ValueError: No valid attention backend found for cuda with AttentionSelectorConfig(head_size=576, dtype=torch.bfloat16, kv_cache_dtype=auto, block_size=None, use_mla=True, has_sink=False, use_sparse=True, use_mm_prefix=False, use_per_head_quant_scales=False, attn_type=AttentionType.DECODER). Reasons: {FLASH_ATTN_MLA: [sparse not supported, compute capability not supported, FlashAttention MLA not supported on this device], FLASHMLA: [sparse not supported, compute capability not supported, FlashMLA Sparse is only supported on Hopper and Blackwell devices.], FLASHINFER_MLA: [sparse not supported, compute capability not supported], TRITON_MLA: [sparse not supported], FLASHMLA_SPARSE: [compute capability not supported]}.

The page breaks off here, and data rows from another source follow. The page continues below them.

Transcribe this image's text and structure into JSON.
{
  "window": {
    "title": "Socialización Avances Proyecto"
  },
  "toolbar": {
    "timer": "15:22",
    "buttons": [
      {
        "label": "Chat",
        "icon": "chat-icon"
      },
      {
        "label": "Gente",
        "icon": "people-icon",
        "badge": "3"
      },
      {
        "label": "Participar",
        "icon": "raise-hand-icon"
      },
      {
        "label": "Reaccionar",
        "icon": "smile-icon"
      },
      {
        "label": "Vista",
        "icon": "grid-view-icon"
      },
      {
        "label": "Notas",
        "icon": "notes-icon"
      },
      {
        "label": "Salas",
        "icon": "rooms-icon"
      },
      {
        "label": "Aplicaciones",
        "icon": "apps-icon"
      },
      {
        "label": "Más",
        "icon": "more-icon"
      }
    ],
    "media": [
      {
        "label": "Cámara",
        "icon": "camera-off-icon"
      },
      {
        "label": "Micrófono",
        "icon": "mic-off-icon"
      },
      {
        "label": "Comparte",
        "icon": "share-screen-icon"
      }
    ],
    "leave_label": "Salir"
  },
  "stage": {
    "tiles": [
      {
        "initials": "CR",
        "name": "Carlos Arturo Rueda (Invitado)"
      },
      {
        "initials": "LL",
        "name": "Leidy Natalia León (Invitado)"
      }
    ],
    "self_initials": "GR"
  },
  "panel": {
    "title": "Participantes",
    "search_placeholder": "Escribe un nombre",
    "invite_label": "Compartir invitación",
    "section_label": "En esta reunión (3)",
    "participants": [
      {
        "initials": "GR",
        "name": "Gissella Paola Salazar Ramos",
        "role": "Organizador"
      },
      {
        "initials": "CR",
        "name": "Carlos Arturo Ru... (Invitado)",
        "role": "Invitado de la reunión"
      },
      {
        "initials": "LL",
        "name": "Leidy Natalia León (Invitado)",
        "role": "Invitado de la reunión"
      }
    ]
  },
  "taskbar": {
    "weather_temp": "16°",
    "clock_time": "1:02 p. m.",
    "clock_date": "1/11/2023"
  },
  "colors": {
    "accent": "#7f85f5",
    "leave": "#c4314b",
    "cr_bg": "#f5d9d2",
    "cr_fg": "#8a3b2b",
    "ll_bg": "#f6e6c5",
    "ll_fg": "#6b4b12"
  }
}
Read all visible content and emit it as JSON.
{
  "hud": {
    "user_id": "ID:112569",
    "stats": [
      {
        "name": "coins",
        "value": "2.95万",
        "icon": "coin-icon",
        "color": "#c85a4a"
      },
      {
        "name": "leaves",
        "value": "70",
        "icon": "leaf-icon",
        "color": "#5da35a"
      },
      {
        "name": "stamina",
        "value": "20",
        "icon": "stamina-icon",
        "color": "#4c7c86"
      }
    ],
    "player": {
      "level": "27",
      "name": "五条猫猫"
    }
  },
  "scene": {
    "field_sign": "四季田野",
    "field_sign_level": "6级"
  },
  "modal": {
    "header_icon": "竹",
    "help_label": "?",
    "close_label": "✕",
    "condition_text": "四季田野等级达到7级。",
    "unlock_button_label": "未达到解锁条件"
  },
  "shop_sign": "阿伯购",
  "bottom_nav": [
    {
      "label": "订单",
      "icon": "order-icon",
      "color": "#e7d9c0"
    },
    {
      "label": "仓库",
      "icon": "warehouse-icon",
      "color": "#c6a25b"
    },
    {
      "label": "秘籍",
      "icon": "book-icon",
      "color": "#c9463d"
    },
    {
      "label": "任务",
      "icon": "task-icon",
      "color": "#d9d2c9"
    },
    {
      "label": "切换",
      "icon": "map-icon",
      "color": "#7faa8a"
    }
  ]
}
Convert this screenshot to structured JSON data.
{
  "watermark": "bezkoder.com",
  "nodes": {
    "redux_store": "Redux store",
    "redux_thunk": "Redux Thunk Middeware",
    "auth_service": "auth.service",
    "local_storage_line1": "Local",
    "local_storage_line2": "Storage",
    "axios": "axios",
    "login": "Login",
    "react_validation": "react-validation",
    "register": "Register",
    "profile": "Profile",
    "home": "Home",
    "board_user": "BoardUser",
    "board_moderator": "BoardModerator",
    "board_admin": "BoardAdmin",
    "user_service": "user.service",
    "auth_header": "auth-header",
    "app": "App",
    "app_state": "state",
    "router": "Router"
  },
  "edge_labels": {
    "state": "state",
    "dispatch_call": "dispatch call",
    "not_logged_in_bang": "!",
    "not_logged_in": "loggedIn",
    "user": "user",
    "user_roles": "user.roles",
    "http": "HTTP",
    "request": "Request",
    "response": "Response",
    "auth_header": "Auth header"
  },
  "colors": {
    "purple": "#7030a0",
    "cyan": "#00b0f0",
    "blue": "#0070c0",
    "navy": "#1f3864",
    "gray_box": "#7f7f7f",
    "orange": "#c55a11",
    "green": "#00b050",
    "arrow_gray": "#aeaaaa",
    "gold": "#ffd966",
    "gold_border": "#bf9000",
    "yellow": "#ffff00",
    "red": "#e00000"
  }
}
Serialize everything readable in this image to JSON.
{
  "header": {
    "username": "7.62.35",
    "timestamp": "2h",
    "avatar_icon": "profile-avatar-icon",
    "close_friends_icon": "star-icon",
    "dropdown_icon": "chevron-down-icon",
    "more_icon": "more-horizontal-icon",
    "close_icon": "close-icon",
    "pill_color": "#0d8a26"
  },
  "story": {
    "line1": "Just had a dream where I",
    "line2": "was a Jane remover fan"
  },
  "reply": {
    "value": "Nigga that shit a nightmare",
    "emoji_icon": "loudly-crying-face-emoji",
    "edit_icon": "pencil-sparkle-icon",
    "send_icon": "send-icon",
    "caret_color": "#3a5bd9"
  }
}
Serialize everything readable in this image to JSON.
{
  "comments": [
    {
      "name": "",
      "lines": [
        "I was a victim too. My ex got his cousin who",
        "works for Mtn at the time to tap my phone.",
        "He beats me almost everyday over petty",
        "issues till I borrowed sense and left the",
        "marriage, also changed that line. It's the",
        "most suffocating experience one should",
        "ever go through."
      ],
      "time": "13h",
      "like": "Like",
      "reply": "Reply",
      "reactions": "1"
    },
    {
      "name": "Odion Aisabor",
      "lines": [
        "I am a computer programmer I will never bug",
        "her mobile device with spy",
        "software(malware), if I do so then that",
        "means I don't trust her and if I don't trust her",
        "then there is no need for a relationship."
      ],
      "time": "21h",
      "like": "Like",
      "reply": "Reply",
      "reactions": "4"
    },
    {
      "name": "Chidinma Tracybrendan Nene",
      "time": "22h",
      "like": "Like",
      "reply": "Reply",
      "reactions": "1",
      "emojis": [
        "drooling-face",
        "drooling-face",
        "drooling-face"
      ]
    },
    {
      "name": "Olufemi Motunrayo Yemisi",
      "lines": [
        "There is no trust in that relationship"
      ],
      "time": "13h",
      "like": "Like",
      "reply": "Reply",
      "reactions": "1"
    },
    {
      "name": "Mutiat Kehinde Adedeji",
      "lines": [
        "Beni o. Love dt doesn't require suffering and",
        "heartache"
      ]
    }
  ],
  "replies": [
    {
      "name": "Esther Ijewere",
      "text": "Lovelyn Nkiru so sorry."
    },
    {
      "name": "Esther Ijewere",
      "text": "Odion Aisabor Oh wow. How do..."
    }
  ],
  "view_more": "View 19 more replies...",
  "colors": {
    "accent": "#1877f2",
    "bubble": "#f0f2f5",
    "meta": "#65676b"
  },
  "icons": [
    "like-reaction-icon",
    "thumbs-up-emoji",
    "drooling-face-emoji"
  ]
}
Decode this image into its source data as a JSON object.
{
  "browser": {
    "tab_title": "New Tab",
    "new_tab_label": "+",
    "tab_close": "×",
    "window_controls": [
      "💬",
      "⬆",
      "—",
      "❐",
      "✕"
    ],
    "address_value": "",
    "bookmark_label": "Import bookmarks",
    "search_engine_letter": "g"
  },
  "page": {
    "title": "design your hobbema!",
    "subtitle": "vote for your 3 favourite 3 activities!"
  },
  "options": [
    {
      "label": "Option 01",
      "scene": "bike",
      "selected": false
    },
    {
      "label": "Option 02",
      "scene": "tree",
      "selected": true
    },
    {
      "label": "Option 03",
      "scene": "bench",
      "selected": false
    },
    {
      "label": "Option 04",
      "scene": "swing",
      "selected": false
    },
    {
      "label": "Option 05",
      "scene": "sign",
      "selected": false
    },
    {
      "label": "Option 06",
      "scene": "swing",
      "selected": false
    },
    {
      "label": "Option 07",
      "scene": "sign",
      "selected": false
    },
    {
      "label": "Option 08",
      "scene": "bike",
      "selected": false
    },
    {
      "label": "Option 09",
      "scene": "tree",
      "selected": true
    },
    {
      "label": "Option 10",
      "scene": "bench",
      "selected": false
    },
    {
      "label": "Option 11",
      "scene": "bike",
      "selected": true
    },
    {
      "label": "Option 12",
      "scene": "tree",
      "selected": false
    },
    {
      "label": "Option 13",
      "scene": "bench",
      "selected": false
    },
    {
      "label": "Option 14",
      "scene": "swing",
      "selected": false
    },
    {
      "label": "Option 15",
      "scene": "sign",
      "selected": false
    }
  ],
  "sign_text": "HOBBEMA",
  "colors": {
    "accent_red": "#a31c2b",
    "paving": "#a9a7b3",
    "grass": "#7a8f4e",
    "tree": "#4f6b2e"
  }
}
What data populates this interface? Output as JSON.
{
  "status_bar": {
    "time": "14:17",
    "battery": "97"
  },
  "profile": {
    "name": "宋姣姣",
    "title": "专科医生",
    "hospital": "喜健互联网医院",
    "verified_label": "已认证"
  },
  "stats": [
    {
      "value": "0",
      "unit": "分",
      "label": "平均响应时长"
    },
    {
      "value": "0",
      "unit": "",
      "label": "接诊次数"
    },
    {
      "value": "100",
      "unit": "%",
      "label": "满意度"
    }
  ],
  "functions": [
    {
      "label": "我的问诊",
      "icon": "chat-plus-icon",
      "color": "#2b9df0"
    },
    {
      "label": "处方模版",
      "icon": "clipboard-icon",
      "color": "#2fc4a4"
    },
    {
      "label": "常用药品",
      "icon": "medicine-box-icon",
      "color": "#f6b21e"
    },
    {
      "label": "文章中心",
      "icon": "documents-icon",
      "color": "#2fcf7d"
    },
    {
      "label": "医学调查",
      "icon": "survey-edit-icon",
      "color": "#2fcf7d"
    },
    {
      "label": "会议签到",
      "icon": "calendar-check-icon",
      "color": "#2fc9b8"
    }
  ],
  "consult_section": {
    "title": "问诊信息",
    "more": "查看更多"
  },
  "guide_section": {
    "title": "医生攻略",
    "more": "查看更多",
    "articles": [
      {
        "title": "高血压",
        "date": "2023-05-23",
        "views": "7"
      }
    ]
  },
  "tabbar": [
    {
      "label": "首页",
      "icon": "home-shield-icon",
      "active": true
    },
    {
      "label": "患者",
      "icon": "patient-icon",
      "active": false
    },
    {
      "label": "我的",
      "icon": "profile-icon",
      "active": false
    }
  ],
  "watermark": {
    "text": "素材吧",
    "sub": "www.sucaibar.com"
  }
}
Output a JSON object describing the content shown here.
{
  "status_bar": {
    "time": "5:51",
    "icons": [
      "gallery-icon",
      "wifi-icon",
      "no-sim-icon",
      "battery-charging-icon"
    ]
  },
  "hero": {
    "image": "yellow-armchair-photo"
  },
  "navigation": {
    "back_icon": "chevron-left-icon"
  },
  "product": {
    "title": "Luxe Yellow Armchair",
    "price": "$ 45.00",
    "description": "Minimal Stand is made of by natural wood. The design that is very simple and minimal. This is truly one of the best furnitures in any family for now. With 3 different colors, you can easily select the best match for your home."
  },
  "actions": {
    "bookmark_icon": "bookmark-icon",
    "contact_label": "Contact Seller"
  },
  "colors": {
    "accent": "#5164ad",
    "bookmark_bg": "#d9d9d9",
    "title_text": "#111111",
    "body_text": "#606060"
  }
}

I want to know if PRO6000 supports GLM-5.1-FP8.

Pro 6000 should have compute capability 12.0. It is also called Blackwell, but it is the consumer variant. So similar to Ampere or Ada Lovelace.

The error message says it is only supported on Hopper and Blackwell. So I would assume it is not compatible.

But it depends on the exact feature needed. Have you asked the GLM authors?

There’s a few posts like this, from the recent past, so probably still the case.

No, I think GLM5 is a universal model. H200 supports GLM-5.1-FP8. I don’t know how to modify the GLM-5.1-FP8 model either. So I want to try modifying VLLM parameters to see if Pro6000 can support GLM5 normally.

Thanks, I think so.